Some of the family members needed to be out early the next morning (Amos was flying to Russia for some meetings/lectures, one of Amir’s daughters needed to be back at her Air Force base), but the rest of us had a leisurely breakfast and had the last opportunity to chat—who knows when we’ll be back! We decided to take a different route north; we wanted to drop one of our American second cousins who was also with us off at her place, and also opted for slightly different scenery on the way back. This road took us through the Ramon Crater, a huge natural crater (I guess it’s not officially called a crater unless it’s been formed by an asteroid hit, but that’s how I’ve always heard it called) formed as the weaker sandstone was eroded by flooding and rains leaving only the outside granite and limestone standing. The road actually winds down to the canyon floor, and then climbs back up to the cliffs on the far side. We has planned on a hike, but missed the turnoff, but we did stop at one place that had the hexagonal shaped rocks you find in Devil’s Postpile in Mammoth, and another with piles of the natural colored sand found in the crater. Our goal was to get to the visitor’s center which recently reopened, because we had heard that they had installed an exhibit about Ilan Ramon, the Israeli astronaut killed on the Columbia Space Shuttle, and a good friend of Yoram’s (Yoram and Roni were at the launch that never returned). The names of Ilan and the crater are completely unrelated, but it was a good reason to put the exhibit there, especially since they named some of the formations in the crater after the astronauts of Columbia. We were soo glad we went! The exhibits, both the one about Ilan and the Columbia Shuttle, and the one explaining the geologic peculiarities of the area were fascinating and really well done. And it didn’t hurt to walk into the first room of the Ilan exhibit, and the first picture we saw, covering the entire entry wall, was a picture of the parade for Ilan’s  Presentation of the Wings with Ilan at the front and Yoram a few rows back!! And then to watch the film and see Yoram’s brother interviewed (he and Ilan flew the mission that took out the Iraqi nuclear reactor in 1981).

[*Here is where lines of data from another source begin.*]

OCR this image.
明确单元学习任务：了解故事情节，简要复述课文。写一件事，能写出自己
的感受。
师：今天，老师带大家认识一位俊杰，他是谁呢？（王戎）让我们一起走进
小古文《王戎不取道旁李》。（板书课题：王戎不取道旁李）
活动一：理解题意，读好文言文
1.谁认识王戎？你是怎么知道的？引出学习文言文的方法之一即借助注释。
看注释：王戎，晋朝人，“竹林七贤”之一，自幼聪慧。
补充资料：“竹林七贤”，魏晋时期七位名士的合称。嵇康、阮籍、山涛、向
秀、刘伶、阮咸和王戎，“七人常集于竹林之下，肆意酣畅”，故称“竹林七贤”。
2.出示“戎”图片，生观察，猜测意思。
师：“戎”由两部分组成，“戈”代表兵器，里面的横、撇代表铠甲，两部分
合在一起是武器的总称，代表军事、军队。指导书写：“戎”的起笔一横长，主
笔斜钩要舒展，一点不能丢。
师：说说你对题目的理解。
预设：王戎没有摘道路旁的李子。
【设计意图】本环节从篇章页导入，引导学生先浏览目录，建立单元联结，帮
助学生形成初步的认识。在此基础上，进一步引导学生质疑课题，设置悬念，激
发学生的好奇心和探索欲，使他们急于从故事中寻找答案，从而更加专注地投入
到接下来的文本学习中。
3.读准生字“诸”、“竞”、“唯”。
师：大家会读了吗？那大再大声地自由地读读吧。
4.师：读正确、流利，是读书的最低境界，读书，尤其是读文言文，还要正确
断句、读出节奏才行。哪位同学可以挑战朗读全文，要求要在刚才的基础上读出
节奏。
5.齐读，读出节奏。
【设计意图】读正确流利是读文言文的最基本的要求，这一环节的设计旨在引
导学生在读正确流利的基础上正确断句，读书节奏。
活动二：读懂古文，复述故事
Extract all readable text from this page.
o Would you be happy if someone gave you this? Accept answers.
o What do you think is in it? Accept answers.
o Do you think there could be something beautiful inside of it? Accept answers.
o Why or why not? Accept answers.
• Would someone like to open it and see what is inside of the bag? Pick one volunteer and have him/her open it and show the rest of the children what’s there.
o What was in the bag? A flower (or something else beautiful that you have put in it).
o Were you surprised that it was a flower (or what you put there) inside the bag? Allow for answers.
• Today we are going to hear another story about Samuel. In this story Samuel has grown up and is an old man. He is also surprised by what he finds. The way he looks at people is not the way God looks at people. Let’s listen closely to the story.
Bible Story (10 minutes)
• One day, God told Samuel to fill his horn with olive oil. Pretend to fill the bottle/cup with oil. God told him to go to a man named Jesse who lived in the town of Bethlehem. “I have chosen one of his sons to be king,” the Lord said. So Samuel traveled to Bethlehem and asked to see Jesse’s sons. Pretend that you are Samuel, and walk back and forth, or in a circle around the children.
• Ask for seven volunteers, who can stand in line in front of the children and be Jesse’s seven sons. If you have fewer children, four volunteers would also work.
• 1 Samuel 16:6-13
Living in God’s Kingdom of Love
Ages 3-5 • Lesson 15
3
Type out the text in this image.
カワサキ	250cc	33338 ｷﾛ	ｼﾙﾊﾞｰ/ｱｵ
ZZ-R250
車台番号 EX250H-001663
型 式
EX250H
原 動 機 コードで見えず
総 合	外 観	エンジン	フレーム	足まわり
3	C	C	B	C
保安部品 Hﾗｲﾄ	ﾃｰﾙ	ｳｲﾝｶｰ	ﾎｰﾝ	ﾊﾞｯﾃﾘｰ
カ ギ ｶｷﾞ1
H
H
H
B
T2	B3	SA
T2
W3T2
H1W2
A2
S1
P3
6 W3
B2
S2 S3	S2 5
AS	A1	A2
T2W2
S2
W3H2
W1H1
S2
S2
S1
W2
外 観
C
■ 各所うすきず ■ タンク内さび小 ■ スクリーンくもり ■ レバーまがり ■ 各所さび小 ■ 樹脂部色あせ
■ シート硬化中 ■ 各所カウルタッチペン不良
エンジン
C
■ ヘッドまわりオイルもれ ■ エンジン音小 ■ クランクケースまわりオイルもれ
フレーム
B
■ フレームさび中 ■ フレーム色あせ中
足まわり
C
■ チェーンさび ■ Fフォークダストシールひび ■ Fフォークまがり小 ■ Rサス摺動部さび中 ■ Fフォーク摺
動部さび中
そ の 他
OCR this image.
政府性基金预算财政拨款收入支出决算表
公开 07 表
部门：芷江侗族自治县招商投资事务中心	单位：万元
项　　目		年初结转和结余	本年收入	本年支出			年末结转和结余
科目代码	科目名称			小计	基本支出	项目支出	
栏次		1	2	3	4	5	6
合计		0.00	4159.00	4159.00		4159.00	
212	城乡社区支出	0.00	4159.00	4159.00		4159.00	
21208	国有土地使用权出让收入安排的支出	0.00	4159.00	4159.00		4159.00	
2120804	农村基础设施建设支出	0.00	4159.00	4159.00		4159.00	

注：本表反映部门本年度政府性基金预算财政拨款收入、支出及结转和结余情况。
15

Yoram peeking out in the 2nd row
Two of the black mounds named for the Columbia astronauts
Ben Gurion's grave
We dropped Yoram’s cousin off, took a quick look at David Ben Gurion’s grave and its view of the desert, and headed back to the kibbutz after an awesome holiday. We went for a relaxed run, and spent the evening  organizing our stuff and enjoying the last visits with family and friends. Today we leave the 70 degree weather of the Negev and head towards the gray, rainy 30’s of Vienna!!